Je suis d’une part d’accord avec Forest Ent pour dire que la violence est endémique aux rapports humains et ne se limite pas aux conflits religieux.

Toutefois, il faudrait être effectivement aveugle pour nier le fait que les conflits portant sur les questions religieuses peuvent être terriblement sanglants et les guerres de religions qui ont frappé la France, l’Allemagne et les Pays bas au 16ème siècle en sont un exemple effroyable.

Il y a deux questions qui en découlent :
- d’une part, est-ce que l’église catholique actuelle cautionne toujours les crimes commis au cours de ces guerres ?
- d’autre part, pourquoi la religion engendre-t-elle une telle violence, qui est d’autant plus choquante, il faut insister là-dessus, lorsque ces religions prèchent le pardon et l’amour ? En somme, la violence des nazis est moins choquante, parce-qu’ils n’ont jamais prétendu vouloir être gentils...

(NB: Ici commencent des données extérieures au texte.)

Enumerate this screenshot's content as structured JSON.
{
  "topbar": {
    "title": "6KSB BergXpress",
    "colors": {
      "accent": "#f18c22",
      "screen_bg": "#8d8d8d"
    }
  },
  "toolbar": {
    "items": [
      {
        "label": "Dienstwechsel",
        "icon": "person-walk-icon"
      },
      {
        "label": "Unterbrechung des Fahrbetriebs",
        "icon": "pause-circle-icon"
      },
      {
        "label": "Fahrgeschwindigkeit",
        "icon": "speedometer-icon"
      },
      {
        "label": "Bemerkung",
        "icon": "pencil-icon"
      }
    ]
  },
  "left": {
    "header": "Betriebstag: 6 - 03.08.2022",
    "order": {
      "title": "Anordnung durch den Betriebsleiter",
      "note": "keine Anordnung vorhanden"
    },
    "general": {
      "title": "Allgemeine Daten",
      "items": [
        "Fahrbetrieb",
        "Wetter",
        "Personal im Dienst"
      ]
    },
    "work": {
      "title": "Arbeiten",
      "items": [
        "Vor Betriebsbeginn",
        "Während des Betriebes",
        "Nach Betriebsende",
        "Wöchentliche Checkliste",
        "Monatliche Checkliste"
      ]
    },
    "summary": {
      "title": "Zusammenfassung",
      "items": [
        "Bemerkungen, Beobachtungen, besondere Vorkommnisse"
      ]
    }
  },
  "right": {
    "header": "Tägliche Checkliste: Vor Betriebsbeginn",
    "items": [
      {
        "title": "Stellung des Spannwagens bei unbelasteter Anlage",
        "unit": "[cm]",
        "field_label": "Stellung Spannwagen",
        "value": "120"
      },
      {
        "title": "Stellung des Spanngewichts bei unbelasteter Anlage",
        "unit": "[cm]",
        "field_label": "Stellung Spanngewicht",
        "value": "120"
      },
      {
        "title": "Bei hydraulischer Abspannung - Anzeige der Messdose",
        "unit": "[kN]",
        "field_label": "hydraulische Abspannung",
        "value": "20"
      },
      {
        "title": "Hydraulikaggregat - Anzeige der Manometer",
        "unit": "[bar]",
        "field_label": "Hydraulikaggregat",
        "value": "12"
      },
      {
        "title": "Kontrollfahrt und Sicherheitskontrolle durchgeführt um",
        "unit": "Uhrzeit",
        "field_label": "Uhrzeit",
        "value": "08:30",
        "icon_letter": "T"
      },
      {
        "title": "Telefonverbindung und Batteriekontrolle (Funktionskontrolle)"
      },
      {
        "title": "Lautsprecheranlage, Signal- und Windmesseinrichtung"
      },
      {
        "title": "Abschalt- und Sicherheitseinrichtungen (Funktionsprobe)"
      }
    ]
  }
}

Tout d’abord, je me sens quand même relativement mal placée pour défendre l’église catholique parce que je suis profondément oecuménique (judéo-chrétienne, si l’on veut) et que les positions de l’église romaine me déplaisent très souvent. Je pense qu’aucun prêtre aujourd’hui ne serait prêt à dire que le massacre de la Saint-Bathélémy a été commis au nom de Dieu. Par ailleurs, l’église romaine, je crois, a demandé officiellement pardon pour avoir déclenché les croisades. Le problème vient surtout de son positionnement par rapport à des textes considérés comme sacrés alors qu’ils devraient être considérés comme « historiques ». La plupart des chrétiens avec lesquels je discute raisonnent comme des païens, au mieux comme des bouddhistes. Ils n’ont pas réellement accès à la rationnalité des évangiles et aux lumières de l’ancien testament, aussi, par peur de perdre cette transcendance qui créé leur unanimité, ils n’osent pas se positionner de façon critique (mais les protestants le font beaucoup plus déjà).

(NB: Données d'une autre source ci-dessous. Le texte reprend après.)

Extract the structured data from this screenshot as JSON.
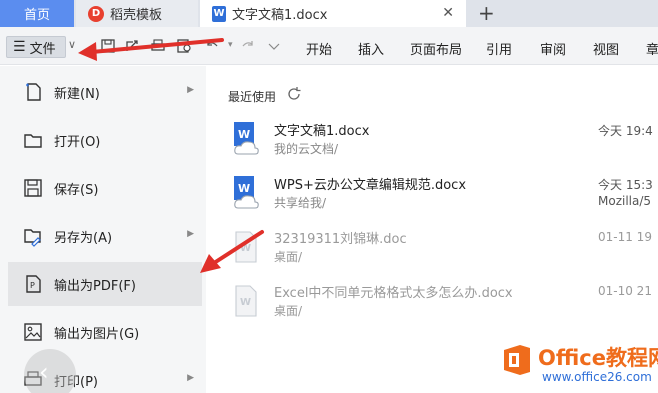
{
  "tabs": {
    "home": "首页",
    "templates": "稻壳模板",
    "document": "文字文稿1.docx",
    "close_icon": "close-icon",
    "new_tab_icon": "plus-icon"
  },
  "toolbar": {
    "file_label": "文件",
    "menu_tabs": [
      "开始",
      "插入",
      "页面布局",
      "引用",
      "审阅",
      "视图",
      "章"
    ]
  },
  "left_menu": {
    "items": [
      {
        "label": "新建(N)",
        "icon": "new-doc-icon",
        "submenu": true
      },
      {
        "label": "打开(O)",
        "icon": "folder-icon",
        "submenu": false
      },
      {
        "label": "保存(S)",
        "icon": "save-icon",
        "submenu": false
      },
      {
        "label": "另存为(A)",
        "icon": "save-as-icon",
        "submenu": true
      },
      {
        "label": "输出为PDF(F)",
        "icon": "pdf-export-icon",
        "submenu": false
      },
      {
        "label": "输出为图片(G)",
        "icon": "image-export-icon",
        "submenu": false
      },
      {
        "label": "打印(P)",
        "icon": "print-icon",
        "submenu": true
      }
    ],
    "active_index": 4
  },
  "recent": {
    "title": "最近使用",
    "files": [
      {
        "name": "文字文稿1.docx",
        "location": "我的云文档/",
        "date": "今天 19:4",
        "extra": "",
        "cloud": true
      },
      {
        "name": "WPS+云办公文章编辑规范.docx",
        "location": "共享给我/",
        "date": "今天 15:3",
        "extra": "Mozilla/5",
        "cloud": true
      },
      {
        "name": "32319311刘锦琳.doc",
        "location": "桌面/",
        "date": "01-11 19",
        "extra": "",
        "cloud": false
      },
      {
        "name": "Excel中不同单元格格式太多怎么办.docx",
        "location": "桌面/",
        "date": "01-10 21",
        "extra": "",
        "cloud": false
      }
    ]
  },
  "watermark": {
    "name": "Office教程网",
    "url": "www.office26.com"
  },
  "colors": {
    "accent": "#5b8def",
    "annotation_arrow": "#e0302a",
    "word_blue": "#2f6fd8",
    "watermark_orange": "#ef6c1c"
  }
}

Cela m’amène directement à la question de la violence des conflits religieux. René Girard explique bien que le sacré est ce qui permet aux êtres humains d’éviter de s’entre-tuer à l’occasion des rivalités mimétiques. Le sacré est, comme son nom l’indique, fondamentalement sacrificiel. La pensée humaine est naturellement emprunte de chamanisme et tend à l’idôlatrie et au lynchage. Lorsque vous attaquez les dogmes ou les coutumes qui structurent la pensée magique d’un groupe, vous mettez immédiatement en périls les liens communautaires de ce groupe et vous le menacez de dislocation. Or, l’être humain, malgré l’avancée importante de l’individualisme, supporte pratiquement aussi mal de ne plus avoir de groupe que d’être condamné à mort. C’est pourquoi les conflits religieux engendrent des réactions extrêmement violentes, car les personnes préfèrent encore mourir pour préserver les fondements de la cohésion de leur groupe que de voir ce groupe éclater, ce qui anihile encore bien plus leur sentiment d’existence.

René Girard est convaincu que le travail de sape du message judéo-chrétien a favorisé le développement de l’individualisme tout en évitant aux sociétés modernes de trop sombrer dans la violence (mais Auschwitz et Hiroshima nous ont montré jusqu’où pouvait aller la violence en cas de crises de la modernité). L’être humain moderne est très complexe sur le plan psychologique, parce qu’il n’est pas encore débarassé, loin s’en faut, de sa nature profondément chamanique, mais qu’il a été éduqué par un grand nombre de penseurs qui ont lutté contre la pensée magique. Il vit une lutte continuelle entre ces deux modes de pensée, ce qui le rend très névrosé, comme Freud l’avait noté.